ABSTRACT

In the last chapter, I argued that the late nineteenth and twentieth centuries have been pervaded by a sense that there is an excess of memory. I traced the development of the discourse of trauma, which is characterized by an emphasis on the overwhelming or possessive power of the past, from its nineteenth-century origins to the present. This final chapter aims to explore an alternative strand of twentieth-century memory discourse, namely the notion of ‘collective memory’. ‘Collective memory’ emerged as an object of scholarly study in the early twentieth century. Maurice Halbwachs’ two books The Social Frameworks of Memory (1925; translated as On Collective Memory, 1992) and The Collective Memory (published posthumously in 1950) argued that memory was a specifically social phenomenon. The first translation of Halbwachs’ The Collective Memory into English in 1980 precipitated a scholarly boom.

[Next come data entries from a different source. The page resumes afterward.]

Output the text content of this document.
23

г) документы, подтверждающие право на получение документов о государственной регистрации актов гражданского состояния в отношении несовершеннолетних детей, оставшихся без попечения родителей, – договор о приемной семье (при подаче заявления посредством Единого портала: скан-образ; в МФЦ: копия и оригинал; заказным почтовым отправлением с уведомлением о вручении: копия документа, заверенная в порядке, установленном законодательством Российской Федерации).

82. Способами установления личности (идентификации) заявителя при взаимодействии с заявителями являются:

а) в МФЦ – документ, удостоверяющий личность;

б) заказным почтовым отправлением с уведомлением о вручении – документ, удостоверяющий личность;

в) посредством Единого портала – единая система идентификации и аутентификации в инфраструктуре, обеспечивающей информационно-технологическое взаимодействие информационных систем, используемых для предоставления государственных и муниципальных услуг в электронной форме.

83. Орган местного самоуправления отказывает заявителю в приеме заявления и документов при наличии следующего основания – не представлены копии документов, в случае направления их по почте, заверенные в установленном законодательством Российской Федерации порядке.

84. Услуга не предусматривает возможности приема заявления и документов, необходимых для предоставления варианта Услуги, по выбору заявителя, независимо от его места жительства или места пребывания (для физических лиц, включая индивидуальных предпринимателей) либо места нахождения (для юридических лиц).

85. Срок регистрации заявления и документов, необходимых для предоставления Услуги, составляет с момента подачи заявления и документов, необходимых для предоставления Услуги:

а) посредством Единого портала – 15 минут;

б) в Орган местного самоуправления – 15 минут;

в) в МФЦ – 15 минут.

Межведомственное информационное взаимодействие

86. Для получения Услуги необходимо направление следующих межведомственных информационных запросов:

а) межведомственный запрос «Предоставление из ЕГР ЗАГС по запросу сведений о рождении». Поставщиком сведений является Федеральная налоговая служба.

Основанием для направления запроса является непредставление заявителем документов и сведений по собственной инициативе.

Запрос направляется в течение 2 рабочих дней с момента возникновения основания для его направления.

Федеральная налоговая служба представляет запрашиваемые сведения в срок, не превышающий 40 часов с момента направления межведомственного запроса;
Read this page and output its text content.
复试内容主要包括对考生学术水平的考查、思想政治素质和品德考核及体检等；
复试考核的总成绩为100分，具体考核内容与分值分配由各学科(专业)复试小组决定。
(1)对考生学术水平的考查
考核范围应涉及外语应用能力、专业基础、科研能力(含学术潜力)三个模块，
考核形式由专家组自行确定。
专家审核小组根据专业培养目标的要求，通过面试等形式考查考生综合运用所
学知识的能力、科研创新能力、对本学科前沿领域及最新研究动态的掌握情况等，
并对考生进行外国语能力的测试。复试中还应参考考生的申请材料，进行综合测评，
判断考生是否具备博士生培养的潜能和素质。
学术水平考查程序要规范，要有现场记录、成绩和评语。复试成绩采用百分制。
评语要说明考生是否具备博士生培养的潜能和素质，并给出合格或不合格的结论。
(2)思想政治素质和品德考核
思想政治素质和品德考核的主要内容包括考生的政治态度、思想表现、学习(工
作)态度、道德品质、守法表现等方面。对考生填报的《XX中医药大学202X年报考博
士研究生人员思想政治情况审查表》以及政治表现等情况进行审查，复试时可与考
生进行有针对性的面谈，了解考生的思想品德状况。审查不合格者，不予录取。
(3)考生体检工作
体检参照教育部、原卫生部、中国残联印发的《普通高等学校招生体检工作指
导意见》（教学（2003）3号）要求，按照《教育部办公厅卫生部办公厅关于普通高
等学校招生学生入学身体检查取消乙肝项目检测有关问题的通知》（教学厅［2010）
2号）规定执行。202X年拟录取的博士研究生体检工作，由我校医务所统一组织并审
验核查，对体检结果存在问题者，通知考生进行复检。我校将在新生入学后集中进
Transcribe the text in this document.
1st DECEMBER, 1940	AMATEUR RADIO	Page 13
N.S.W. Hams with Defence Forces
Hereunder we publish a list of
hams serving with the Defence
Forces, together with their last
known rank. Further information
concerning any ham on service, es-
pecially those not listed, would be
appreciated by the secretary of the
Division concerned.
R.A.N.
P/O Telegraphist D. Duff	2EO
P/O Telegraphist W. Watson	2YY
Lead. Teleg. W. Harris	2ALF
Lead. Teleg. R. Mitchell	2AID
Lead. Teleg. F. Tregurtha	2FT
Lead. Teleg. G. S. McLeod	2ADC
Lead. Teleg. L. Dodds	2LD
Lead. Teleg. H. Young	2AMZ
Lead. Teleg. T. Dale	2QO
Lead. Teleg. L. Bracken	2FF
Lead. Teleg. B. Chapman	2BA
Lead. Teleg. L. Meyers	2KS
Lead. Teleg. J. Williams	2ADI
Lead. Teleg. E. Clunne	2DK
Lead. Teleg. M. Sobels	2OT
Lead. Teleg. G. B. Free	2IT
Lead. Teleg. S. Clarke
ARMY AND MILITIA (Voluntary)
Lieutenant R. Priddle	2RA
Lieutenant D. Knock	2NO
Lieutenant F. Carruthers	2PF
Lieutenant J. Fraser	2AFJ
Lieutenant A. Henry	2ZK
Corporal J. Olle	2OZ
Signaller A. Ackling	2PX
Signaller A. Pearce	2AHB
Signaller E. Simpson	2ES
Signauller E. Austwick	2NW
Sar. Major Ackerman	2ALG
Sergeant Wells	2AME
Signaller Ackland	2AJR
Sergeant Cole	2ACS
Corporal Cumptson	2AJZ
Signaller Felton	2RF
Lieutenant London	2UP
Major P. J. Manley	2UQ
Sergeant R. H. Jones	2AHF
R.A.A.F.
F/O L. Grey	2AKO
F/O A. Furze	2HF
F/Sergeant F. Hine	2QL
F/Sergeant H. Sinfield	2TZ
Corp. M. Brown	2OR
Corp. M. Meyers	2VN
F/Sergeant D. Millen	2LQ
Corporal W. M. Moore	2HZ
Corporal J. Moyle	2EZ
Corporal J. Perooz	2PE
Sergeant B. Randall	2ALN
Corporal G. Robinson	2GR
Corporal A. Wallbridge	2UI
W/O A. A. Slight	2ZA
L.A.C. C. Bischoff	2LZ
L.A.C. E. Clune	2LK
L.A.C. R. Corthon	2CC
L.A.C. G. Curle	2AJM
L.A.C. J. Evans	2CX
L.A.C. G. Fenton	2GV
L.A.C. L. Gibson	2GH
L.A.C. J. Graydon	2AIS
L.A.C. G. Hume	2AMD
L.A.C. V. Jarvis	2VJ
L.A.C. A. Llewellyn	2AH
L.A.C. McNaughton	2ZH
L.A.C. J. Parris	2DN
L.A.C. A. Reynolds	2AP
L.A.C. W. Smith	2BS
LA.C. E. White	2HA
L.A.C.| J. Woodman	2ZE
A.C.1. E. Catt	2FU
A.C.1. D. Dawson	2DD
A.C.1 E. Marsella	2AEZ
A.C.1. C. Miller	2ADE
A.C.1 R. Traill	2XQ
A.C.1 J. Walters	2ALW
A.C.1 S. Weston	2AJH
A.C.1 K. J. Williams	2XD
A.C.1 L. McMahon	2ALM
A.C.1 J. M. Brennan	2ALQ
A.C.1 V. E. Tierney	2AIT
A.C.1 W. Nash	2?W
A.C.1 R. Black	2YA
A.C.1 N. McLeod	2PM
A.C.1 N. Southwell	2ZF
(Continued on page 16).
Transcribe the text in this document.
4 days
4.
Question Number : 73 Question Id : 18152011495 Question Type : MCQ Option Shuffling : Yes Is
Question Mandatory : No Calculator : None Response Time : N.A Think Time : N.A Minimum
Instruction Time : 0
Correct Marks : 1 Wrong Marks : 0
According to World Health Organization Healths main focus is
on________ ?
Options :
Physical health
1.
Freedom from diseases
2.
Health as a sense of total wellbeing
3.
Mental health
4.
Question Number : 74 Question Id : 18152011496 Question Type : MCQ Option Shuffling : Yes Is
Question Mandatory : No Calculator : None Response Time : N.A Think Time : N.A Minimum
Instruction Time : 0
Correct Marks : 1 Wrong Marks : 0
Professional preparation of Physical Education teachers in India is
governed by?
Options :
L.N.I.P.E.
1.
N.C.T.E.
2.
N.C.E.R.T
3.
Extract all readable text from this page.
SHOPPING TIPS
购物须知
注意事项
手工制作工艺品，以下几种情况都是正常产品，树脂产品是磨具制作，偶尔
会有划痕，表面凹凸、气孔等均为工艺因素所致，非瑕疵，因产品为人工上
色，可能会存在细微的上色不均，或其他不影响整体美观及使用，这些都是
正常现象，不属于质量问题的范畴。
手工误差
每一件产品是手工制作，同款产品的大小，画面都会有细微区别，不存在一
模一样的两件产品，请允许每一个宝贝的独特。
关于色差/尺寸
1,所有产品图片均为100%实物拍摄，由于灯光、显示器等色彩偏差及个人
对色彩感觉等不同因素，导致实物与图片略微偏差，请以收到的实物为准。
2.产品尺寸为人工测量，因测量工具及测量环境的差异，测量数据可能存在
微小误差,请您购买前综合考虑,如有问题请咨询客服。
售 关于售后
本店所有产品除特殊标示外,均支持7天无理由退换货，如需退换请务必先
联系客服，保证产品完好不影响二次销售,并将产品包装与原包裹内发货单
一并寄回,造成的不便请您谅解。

This was marked in particular by the publication of Yosef Hayim Yerushalmi’s Zakhor: Jewish History and Jewish Memory (1982) and Pierre Nora’s influential edited anthology Les Lieux de mémoire [Realms of Memory] (1984-92). Other key works followed in the early 1990s, including James Young’s The Texture of Memory (1993) and Jay Winter’s Sites of Memory, Sites of Mourning (1995).